Captain France contre les robots en plastique: une épopée. Episode 5: souvenirs d'homoncules
(Désespérée, Marie-Sol Toclun, ingénieure en matière plastique, vient de constater que l'être vivant artificiel qu'elle a réussi à créer a un regard définitivement stupide.)
L’ingénieure soupira. Comment, désormais, lui donner une conscience digne de ce nom ? Elle aurait bien dû se douter, qu’aucune ne naîtrait comme ça, spontanément, dans un vulgaire corps en plastique !
Elle réfléchit. Elle médita. Et, en attendant de trouver une
solution, adopta un protocole d’alimentation du monstre, et de dégagement
régulier de ses déjections. Il fallait bien s’occuper de lui, quand même.
Passaient les jours, passaient les nuits – sans que le
monstre ne donnât de signe d’intelligence supplémentaire. Marie-Sol consulta
des ouvrages spécialisés sur les circuits neuronaux : elle avait tout bien
respecté, dans l’élaboration de la structure !
Cependant, le monstre ne faisait que réagir à des
stimulations simples, semblant à peine plus éveillé qu’une grenouille morte.
Regardant par la fenêtre les monts du Jura qui surplombent
Oyonnax, elle commençait à désespérer de résoudre son problème, et songeait à
fondre dans un brasier incandescent, au fond d’un four, sa création avortée.

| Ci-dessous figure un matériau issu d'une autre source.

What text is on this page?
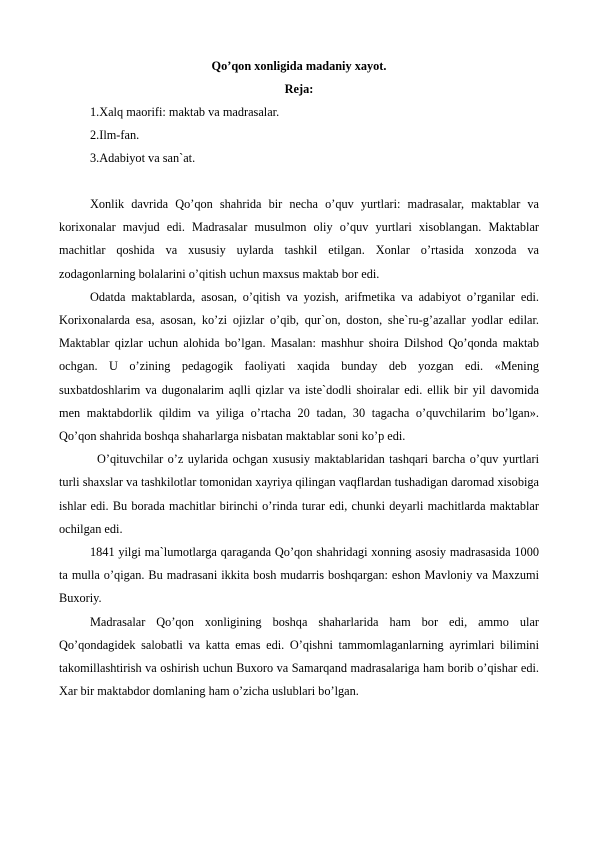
Qo’qon xonligida madaniy xayot.

Reja:

1.Xalq maorifi: maktab va madrasalar.
2.Ilm-fan.
3.Adabiyot va san`at.

Xonlik davrida Qo’qon shahrida bir necha o’quv yurtlari: madrasalar, maktablar va korixonalar mavjud edi. Madrasalar musulmon oliy o’quv yurtlari xisoblangan. Maktablar machitlar qoshida va xususiy uylarda tashkil etilgan. Xonlar o’rtasida xonzoda va zodagonlarning bolalarini o’qitish uchun maxsus maktab bor edi.

Odatda maktablarda, asosan, o’qitish va yozish, arifmetika va adabiyot o’rganilar edi. Korixonalarda esa, asosan, ko’zi ojizlar o’qib, qur`on, doston, she`ru-g’azallar yodlar edilar. Maktablar qizlar uchun alohida bo’lgan. Masalan: mashhur shoira Dilshod Qo’qonda maktab ochgan. U o’zining pedagogik faoliyati xaqida bunday deb yozgan edi. «Mening suxbatdoshlarim va dugonalarim aqlli qizlar va iste`dodli shoiralar edi. ellik bir yil davomida men maktabdorlik qildim va yiliga o’rtacha 20 tadan, 30 tagacha o’quvchilarim bo’lgan». Qo’qon shahrida boshqa shaharlarga nisbatan maktablar soni ko’p edi.

O’qituvchilar o’z uylarida ochgan xususiy maktablaridan tashqari barcha o’quv yurtlari turli shaxslar va tashkilotlar tomonidan xayriya qilingan vaqflardan tushadigan daromad xisobiga ishlar edi. Bu borada machitlar birinchi o’rinda turar edi, chunki deyarli machitlarda maktablar ochilgan edi.

1841 yilgi ma`lumotlarga qaraganda Qo’qon shahridagi xonning asosiy madrasasida 1000 ta mulla o’qigan. Bu madrasani ikkita bosh mudarris boshqargan: eshon Mavloniy va Maxzumi Buxoriy.

Madrasalar Qo’qon xonligining boshqa shaharlarida ham bor edi, ammo ular Qo’qondagidek salobatli va katta emas edi. O’qishni tammomlaganlarning ayrimlari bilimini takomillashtirish va oshirish uchun Buxoro va Samarqand madrasalariga ham borib o’qishar edi. Xar bir maktabdor domlaning ham o’zicha uslublari bo’lgan.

Elle contempla la crête des montagnes se dessinant sur le
ciel oriental – et, en apercevant les lueurs roses du couchant sur les forêts
impénétrables, une étrange sensation lui vint.
S’asseyant dans son canapé, toujours face à ces montagnes
lourdes et massives, elle les regarda encore un peu, ferma les yeux, lasse – et
peut-être se mit à somnoler. Elle rouvrit brusquement les yeux : entre ses
paupières entrouvertes, des formes plus brillantes que les nuages illuminés du
ciel lui avaient paru courir dans l’espace tendu entre la chaîne de montagnes
et ces mêmes nuages.
Elle se pencha en avant, n’en croyant pas ses sens : mais, une fois son cerveau réactivé, ces
formes disparurent. Elle ne pouvait plus en voir aucune.
Simple illusion d’optique, songea-t-elle ! La fatigue l’avait
certainement favorisée. Elle n’en pouvait plus !
Mais l’instant d‘après, une idée naquit, lumineuse, dans son
cerveau. Quelque chose lui revint en mémoire à la façon d’un lointain orage.
Ce fut, au début, très diffus – et puis cela prit forme
nette : cela coulait dans sa mémoire de ses années de collège. On lui
avait, alors, raconté des légendes alpines. Deux en particulier se succédèrent
dans son souvenir, s’y liant curieusement.
La première était relative au sarvant, également
connu dans le Bugey. Il s’agissait, selon les savants, d’un esprit forestier
domestiqué : on lui faisait des offrandes, et il veillait sur la maison –
faisait le ménage, prenait soin des bêtes. Si on oubliait d’honorer ce genius
locii – si on omettait de lui laisser, le matin ou le soir, des grains de
millet ou de blé, des coupes de lait, voici qu’il se déchaînait et que des
assiettes tombaient, que des queues de vaches s’emmêlaient, que des familles se
déchiraient ! Les esprits forestiers, toute l’humanité y a cru, ou y croit
encore. Et toute l’humanité a cru, ou croit encore qu’on peut les domestiquer,
au nom d’un dieu ou d’un être sublime tel que le Bouddha. C’est immanquable.
La seconde légende qui lui était revenue en mémoire était
plus curieuse : on racontait, parmi les paysans, que quand un homme se
masturbait au-dessus d’un fumier, et que sa semence y coulait, un homoncule,
petit homme sombre, y naissait après quelque temps – doué d’autonomie, quoique
pervers et obscur. On ne savait, ensuite, comment s’en débarrasser. Tout un
rituel devenait nécessaire.
Ces deux fables tournaient dans la tête de Marie-Sol –
s’opposaient, s’entrechoquaient, se croisaient, se rencontraient, se nouaient,
se dénouaient, se séparaient, se percutaient – et, comme elle songeait à ce qui
manquait à son monstre pour être muni d’une véritable conscience, elle voyait
bien, tout de même, le rapport existant avec ces deux légendes.
Elle décida que, le dimanche suivant, elle se rendrait seule
dans les monts Jura, et s’y promènerait : que, là, une solution lui
viendrait peut-être...
Puis elle se rendit à sa voiture, la démarra, et rentra chez
elle jusqu’au matin suivant, où elle retourna à l’usine pour exercer
normalement son métier d’ingénieure habituel.